Emergency and non-emergency routes to cancer diagnoses in 2020 and 2021: A Population-based study of 154,863 patients
View abstract on PubMed
Summary
This summary is machine-generated.The COVID-19 pandemic reduced non-emergency cancer diagnoses in Scotland, increasing emergency presentations for some cancers.
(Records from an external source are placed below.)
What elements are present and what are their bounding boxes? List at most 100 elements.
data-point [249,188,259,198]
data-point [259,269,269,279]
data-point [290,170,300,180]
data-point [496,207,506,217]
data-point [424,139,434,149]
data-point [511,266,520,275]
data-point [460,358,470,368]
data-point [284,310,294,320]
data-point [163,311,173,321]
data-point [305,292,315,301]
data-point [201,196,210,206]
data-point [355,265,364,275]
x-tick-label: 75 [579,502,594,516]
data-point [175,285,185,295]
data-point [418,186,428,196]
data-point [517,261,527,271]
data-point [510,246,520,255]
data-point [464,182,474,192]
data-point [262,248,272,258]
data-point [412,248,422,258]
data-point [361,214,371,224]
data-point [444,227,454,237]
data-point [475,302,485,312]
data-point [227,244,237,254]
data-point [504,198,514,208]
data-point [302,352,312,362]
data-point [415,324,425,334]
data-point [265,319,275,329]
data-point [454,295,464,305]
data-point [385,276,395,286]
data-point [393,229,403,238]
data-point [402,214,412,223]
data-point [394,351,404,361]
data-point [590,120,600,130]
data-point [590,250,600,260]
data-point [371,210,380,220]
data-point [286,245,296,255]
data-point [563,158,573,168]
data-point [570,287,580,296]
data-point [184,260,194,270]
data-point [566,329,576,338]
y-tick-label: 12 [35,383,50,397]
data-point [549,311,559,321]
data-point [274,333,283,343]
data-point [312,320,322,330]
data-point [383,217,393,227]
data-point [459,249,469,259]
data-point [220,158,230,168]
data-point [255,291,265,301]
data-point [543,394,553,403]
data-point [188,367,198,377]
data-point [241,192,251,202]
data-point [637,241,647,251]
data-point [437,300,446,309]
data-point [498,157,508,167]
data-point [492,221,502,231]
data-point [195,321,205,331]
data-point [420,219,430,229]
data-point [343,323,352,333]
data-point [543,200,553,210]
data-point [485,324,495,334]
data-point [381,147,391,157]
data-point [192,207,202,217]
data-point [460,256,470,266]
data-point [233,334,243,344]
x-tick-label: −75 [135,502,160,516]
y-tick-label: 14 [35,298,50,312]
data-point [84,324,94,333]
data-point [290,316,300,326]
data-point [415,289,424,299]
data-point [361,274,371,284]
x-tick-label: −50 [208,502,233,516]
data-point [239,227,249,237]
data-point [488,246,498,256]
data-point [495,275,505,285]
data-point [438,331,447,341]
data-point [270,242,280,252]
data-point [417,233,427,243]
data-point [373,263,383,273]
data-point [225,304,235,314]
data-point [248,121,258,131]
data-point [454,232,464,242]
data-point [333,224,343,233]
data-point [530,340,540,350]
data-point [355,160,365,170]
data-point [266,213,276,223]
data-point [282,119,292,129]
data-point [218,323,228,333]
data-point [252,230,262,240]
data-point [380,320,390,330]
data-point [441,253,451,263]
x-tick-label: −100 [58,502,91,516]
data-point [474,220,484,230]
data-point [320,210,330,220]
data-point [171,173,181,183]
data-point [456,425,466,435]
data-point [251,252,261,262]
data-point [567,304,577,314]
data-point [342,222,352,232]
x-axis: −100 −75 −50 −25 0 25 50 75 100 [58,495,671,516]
This shift suggests lost opportunities for early cancer detection and favorable outcomes.
Area Of Science
- Oncology
- Public Health
- Epidemiology
Background
- The COVID-19 pandemic significantly disrupted routine cancer diagnosis pathways.
- This disruption particularly affected screening and non-acute symptomatic cancer cases.
- Differential impacts on emergency cancer presentations, linked to poorer outcomes, were not well-described.
Purpose Of The Study
- To analyze the impact of the COVID-19 pandemic on cancer diagnosis routes in Scotland.
- To compare changes in non-emergency versus emergency cancer diagnoses during the pandemic.
- To assess the persistence of these changes into 2021.
Main Methods
- A cross-sectional descriptive study utilized International Cancer Benchmarking Partnership methods.
- Data spanned from 2015 to 2021, linking acute hospital records and national cancer registry data.
- Emergency diagnosis was defined as presentation within 30 days prior to cancer incidence date.
Main Results
- Non-emergency cancer diagnoses decreased significantly in 2020 for all studied cancers, with partial recovery in 2021.
- Colorectal and cervical cancers saw the largest non-emergency diagnosis reductions (approx. one-third) in 2020.
- Emergency diagnoses increased for breast, cervical, colorectal, and upper GI cancers in 2020, and for breast and cervical cancers in 2021.
Conclusions
- The pandemic led to substantial reductions in elective cancer diagnoses in Scotland in 2020.
- Emergency cancer diagnoses decreased only for prostate cancer during this period.
- These diagnostic shifts suggest missed opportunities for favorable cancer diagnosis, with some effects continuing into 2021.